# Pandas + Numpy Practice Problems

The following questions were created to help you practice numpy and pandas. Please answer each question, upload this notebook to a new Github repo, and submit the repo url to recieve credit for this assignment. 

This assignment will be due on ``Tuesday, November 19th at 5:20pm``

<hr>

### 1. Basics of Pandas and NumPy
1. **Create DataFrames:** Use `pandas` to create a DataFrame from a dictionary with three columns (`'A'`, `'B'`, `'C'`) and five rows of random integers between 1 and 100. Use `numpy` to generate the random integers.
   
2. **Array Operations:** Create a 5x5 matrix of random floating-point numbers between 0 and 1 using `numpy`. Calculate the mean, median, and standard deviation of this matrix.

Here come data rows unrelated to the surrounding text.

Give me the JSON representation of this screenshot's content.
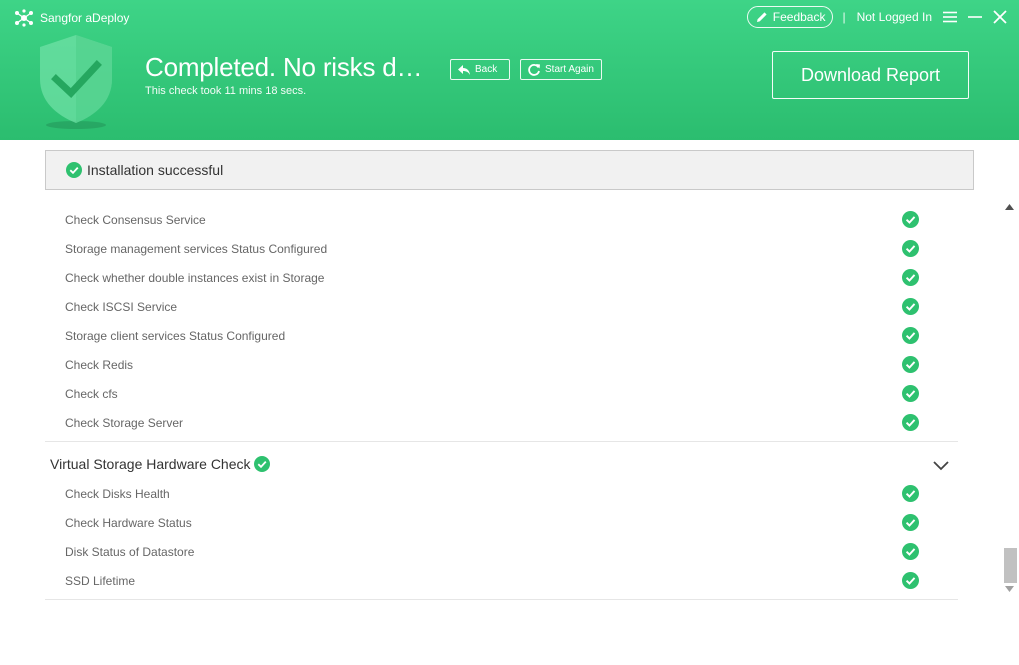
{
  "app": {
    "name": "Sangfor aDeploy"
  },
  "topbar": {
    "feedback_label": "Feedback",
    "separator": "|",
    "login_status": "Not Logged In"
  },
  "result": {
    "title": "Completed. No risks d…",
    "duration": "This check took 11 mins 18 secs.",
    "back_label": "Back",
    "start_again_label": "Start Again",
    "download_label": "Download Report"
  },
  "install_status": "Installation successful",
  "checks_group1": [
    "Check Consensus Service",
    "Storage management services Status Configured",
    "Check whether double instances exist in Storage",
    "Check ISCSI Service",
    "Storage client services Status Configured",
    "Check Redis",
    "Check cfs",
    "Check Storage Server"
  ],
  "section2": {
    "title": "Virtual Storage Hardware Check",
    "checks": [
      "Check Disks Health",
      "Check Hardware Status",
      "Disk Status of Datastore",
      "SSD Lifetime"
    ]
  },
  "colors": {
    "accent": "#2bbd6f",
    "check": "#2ec16f"
  }
}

3. **DataFrame from Arrays:** Use `numpy` to generate a 1D array with 10 random integers between 50 and 100, and convert this array into a single-column DataFrame. Rename the column to `'Scores'`.

In [1]:
# QUESTION 1
import pandas as pd
import numpy as np

# An option for this question is to use np.random.choice (selects a random numbers from a given list) 
# and np.arange (creates the list of integers to choose from) to create the dataframe
df = pd.DataFrame({
    "A": np.random.choice(np.arange(100, dtype = np.int32), size = (5), replace = False), 
    "B": np.random.choice(np.arange(100, dtype = np.int32), size = (5), replace = False), 
    "C": np.random.choice(np.arange(100, dtype = np.int32), size = (5), replace = False)})
df

Unnamed: 0,A,B,C
0,3,8,87
1,72,70,10
2,69,68,77
3,43,97,61
4,49,15,34


In [None]:
# QUESTION 2

# Create the matrix using numpy random function
matrix = np.random.random((5, 5))

# Calculate the mean, median, and standard deviation of the matrix 
mean = matrix.mean()
median = np.median(matrix)
standard_dev = np.std(matrix)

# Print the results using f-strings
print(f"The mean of the matrix: {mean:.2f}")
print(f"The median of the matrix: {median:.2f}")
print(f"The standard deviation of the matrix: {standard_dev:.2f}")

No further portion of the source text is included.